The research, published [PDF] in the peer-reviewed Journal of Special Physics Topics, posits that an effective shield could be built using a ball of super-hot plasma that would surround the spacecraft to protect it from laser fire. The denser the plasma, the more effective it would be at deflection.
The plasma shield is a reality today, although it comes not from mankind’s own designs but from natural development – or a deity, depending on your belief system.
“The Earth’s atmosphere is made up of several distinct layers, one of which is the ionosphere. The ionosphere is plasma, and extends from roughly 50km above the surface of the Earth to the edge of space,” said coauthor Alexander Toohie.
“Just like the plasma described in our paper, it reflects certain frequencies of electromagnetic radiation, in this case radio frequencies. Radio communications and RADAR can be beamed upwards toward the sky where it will be reflected back down toward the Earth.
The huge disadvantage to the shields is that not only would they screen off light-based weaponry from coming in, but they would also not allow light to reach the pilot. This is somewhat of a disadvantage in a combat situation, but the authors suggest an ultra-violet camera may be able to see out.
The other drawback is physical. Any spaceship carrying the shield would need a massive magnetic array to contain the plasma bubble, not to mention a power source capable of maintaining it.

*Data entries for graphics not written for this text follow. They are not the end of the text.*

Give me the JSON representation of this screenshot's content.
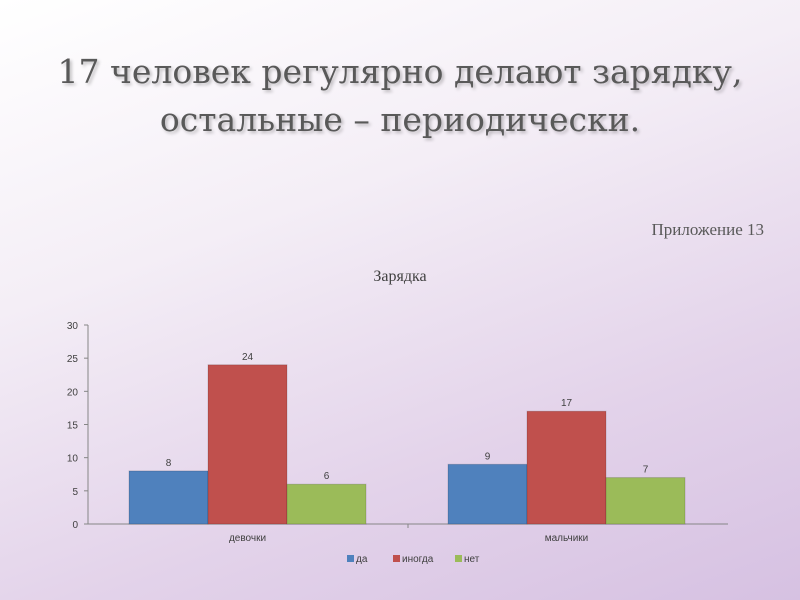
{
  "slide": {
    "title_line1": "17 человек регулярно делают зарядку,",
    "title_line2": "остальные – периодически.",
    "appendix": "Приложение 13"
  },
  "chart_data": {
    "type": "bar",
    "title": "Зарядка",
    "categories": [
      "девочки",
      "мальчики"
    ],
    "series": [
      {
        "name": "да",
        "values": [
          8,
          9
        ],
        "color": "#4f81bd"
      },
      {
        "name": "иногда",
        "values": [
          24,
          17
        ],
        "color": "#c0504d"
      },
      {
        "name": "нет",
        "values": [
          6,
          7
        ],
        "color": "#9bbb59"
      }
    ],
    "data_labels": [
      [
        "8",
        "24",
        "6"
      ],
      [
        "9",
        "17",
        "7"
      ]
    ],
    "yticks": [
      0,
      5,
      10,
      15,
      20,
      25,
      30
    ],
    "ylim": [
      0,
      30
    ],
    "legend_position": "bottom",
    "grid": false
  }
}
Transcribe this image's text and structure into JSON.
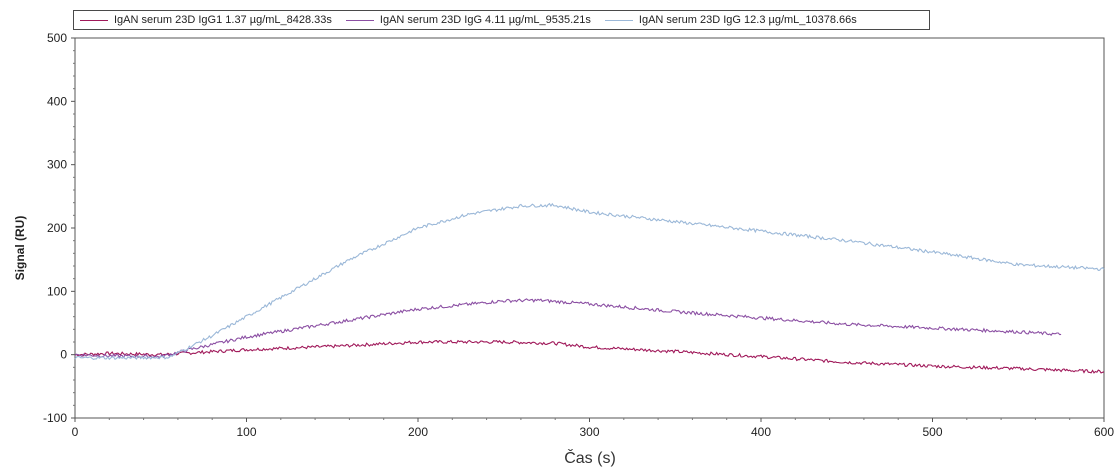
{
  "chart_data": {
    "type": "line",
    "xlabel": "Čas (s)",
    "ylabel": "Signal (RU)",
    "xlim": [
      0,
      600
    ],
    "ylim": [
      -100,
      500
    ],
    "xticks": [
      0,
      100,
      200,
      300,
      400,
      500,
      600
    ],
    "yticks": [
      -100,
      0,
      100,
      200,
      300,
      400,
      500
    ],
    "legend_position": "top",
    "grid": false,
    "series": [
      {
        "name": "IgAN serum 23D IgG1 1.37 µg/mL_8428.33s",
        "color": "#a0195a",
        "x": [
          0,
          20,
          50,
          100,
          150,
          200,
          250,
          280,
          300,
          350,
          400,
          450,
          500,
          550,
          600
        ],
        "y": [
          0,
          2,
          0,
          8,
          13,
          20,
          20,
          18,
          12,
          5,
          -3,
          -12,
          -18,
          -22,
          -27
        ]
      },
      {
        "name": "IgAN serum 23D IgG 4.11 µg/mL_9535.21s",
        "color": "#8b4fa3",
        "x": [
          0,
          20,
          50,
          70,
          100,
          150,
          200,
          250,
          270,
          300,
          350,
          400,
          450,
          500,
          550,
          575
        ],
        "y": [
          0,
          -2,
          -3,
          10,
          28,
          50,
          72,
          85,
          86,
          80,
          68,
          58,
          48,
          42,
          36,
          32
        ]
      },
      {
        "name": "IgAN serum 23D IgG 12.3 µg/mL_10378.66s",
        "color": "#9bb8d8",
        "x": [
          0,
          30,
          55,
          80,
          100,
          130,
          160,
          200,
          230,
          260,
          280,
          300,
          350,
          400,
          450,
          500,
          550,
          600
        ],
        "y": [
          -5,
          -5,
          -4,
          30,
          60,
          105,
          150,
          200,
          222,
          235,
          236,
          225,
          210,
          195,
          180,
          162,
          142,
          135
        ]
      }
    ]
  }
}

Although the three fourth-year physics students who authored the paper – entitled “Shields Up! The Physics of Star Wars” – acknowledge that we’re not going to see such well-equipped spaceship any time soon, the work does have practical applications.
“Another possible application of this principle may be for trapping radiation inside a shell of plasma rather than excluding it” said Toohie. “This may be useful for applications that require incredibly high temperature environments, such as experimental fusion reactors.” ®